Al mercato - 2 - Fiori di ciliegio

di
genere
sadomaso

Marina era una donna libera, si era liberata di tutto, della sua famiglia che la faceva sentire in carcere, di suo marito che l'aveva sposata per quel suo senso di libertà viscerale, salvo poi volerle mettere le briglie, del suo vecchio lavoro che la legava ad orari e scadenze e la faceva dipendere dalle esigenze altrui e finalmente si era creata il suo lavoro in cui almeno in parte era libera di gestire tempo, impegno e denaro.
Nulla era stato particolarmente semplice, ma Marina era contenta e fiera della vita che le sue scelte le avevano riservato, certo spesso quella libertà era troppa e non sapeva che farsene.

Marina sapeva ciò che voleva, al mercato andava quando ne aveva voglia, non mercanteggiava sul prezzo, scriveva la sua offerta e sceglieva.

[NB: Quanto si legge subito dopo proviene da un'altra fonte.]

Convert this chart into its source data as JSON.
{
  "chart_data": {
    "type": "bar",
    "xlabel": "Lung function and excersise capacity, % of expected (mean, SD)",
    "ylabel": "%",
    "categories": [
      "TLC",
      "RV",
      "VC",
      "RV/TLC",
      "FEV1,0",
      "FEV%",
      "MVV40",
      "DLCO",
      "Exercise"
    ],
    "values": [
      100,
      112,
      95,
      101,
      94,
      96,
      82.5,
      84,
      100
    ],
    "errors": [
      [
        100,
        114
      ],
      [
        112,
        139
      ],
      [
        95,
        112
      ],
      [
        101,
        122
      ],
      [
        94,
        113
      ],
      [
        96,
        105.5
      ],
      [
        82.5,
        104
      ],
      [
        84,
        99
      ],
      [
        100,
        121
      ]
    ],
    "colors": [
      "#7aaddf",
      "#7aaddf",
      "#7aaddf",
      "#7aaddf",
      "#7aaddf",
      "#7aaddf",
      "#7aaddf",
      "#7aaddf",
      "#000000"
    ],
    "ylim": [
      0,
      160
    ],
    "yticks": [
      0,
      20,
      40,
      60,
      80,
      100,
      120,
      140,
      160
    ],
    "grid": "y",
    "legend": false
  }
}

Ciò che lei offriva come ciò che cercava, era sempre molto chiaro, ma al banco del baratto c'era tanta di quella ressa e confusione che gli interessati neppure si accorgevano che bastava dire 'si'.
Loro d'istinto e di mestiere ci tenevano comunque a vestirsi a festa di tutte le parole e teorie elaborate e perfezionate nel tempo.

Marina ben conosceva quel comportamento e sapeva che disilluderli avrebbe ferito il loro ego, così li lasciava parlare ed esprimersi ben sapendo che al di là della forma essi cercavano le stesse cose.

Marina non cercava falsi collari, né false dichiarazioni di appartenenza, non avrebbe gridato a nessuno di essere Sua di essere del suo Dio, era abbastanza onesta da riconoscere i diritti d'autore di quell'appellativo.
L'SM Marina ce l'aveva dentro era parte di sé, ogni tanto ne sentiva il bisogno, cercava e trovava la sua catarsi.

Nuda, legata, pronta…
Immersa in quello spazio parallelo era pronta a ricevere più che a dare.
Si caricava di quello che prima assomiglia ad un lontano fruscio, e le risvegliava sensazioni conosciute, poi ti accarezza la pelle, una carezza che cambia intensità, che sale e che diventa sale….sale su pelle che comincia a bruciare, poi diventa morso e unghie che graffiano e ti spinge sempre più in là in quello spazio.
Spazio in cui Marina trovava piacere, non era mai via del tutto, ma via abbastanza da sapere che sarebbe andata avanti, finchè quel gioco le faceva bene, finchè l'altro non avesse cominciato a pretendere o ad illudersi poi l'avrebbe cercato ancora, lui od un altro.

Marina era perfetta agli occhi di quel maestro, stava lì e ci stava e prendeva, ansimava, niente lamentele, niente lacrimucce…finalmente!
Era ora che ne trovasse una così, questa, lui se la sentiva davvero di sua proprietà, stava immobile non frignava e non diceva di no, perché lui gliel'aveva detto di non accettare alcun no.

Stanche le braccia, gonfie le vene e gonfio l'ego, lui.

Piacevolmente avvolta da quell'involucro bruciante di pelle da cui presto sarebbe uscita, lei.

Qualche carezza prima di esser presa, ma presa da chi, ma presa da cosa?
Vabbè già che eran li perché non consumare un po' d'ossigeno.

Marina aveva proprio voglia, voglia di scopare come piaceva a lei e sì anche di fare la cagna di mettersi a quattrozampe godendo della sua immagine riflessa nello specchio, di leccare, di succhiare, di sentirsi messa sotto coll'odore addosso di colui che tanto onorato e tanto potente si sentiva.

A Marina piaceva sentire sulla pelle di essersi scambiati almeno un po' di umori e di sudore, almeno fino alla doccia che poi avrebbe lavato via tutto e chiuso la giornata.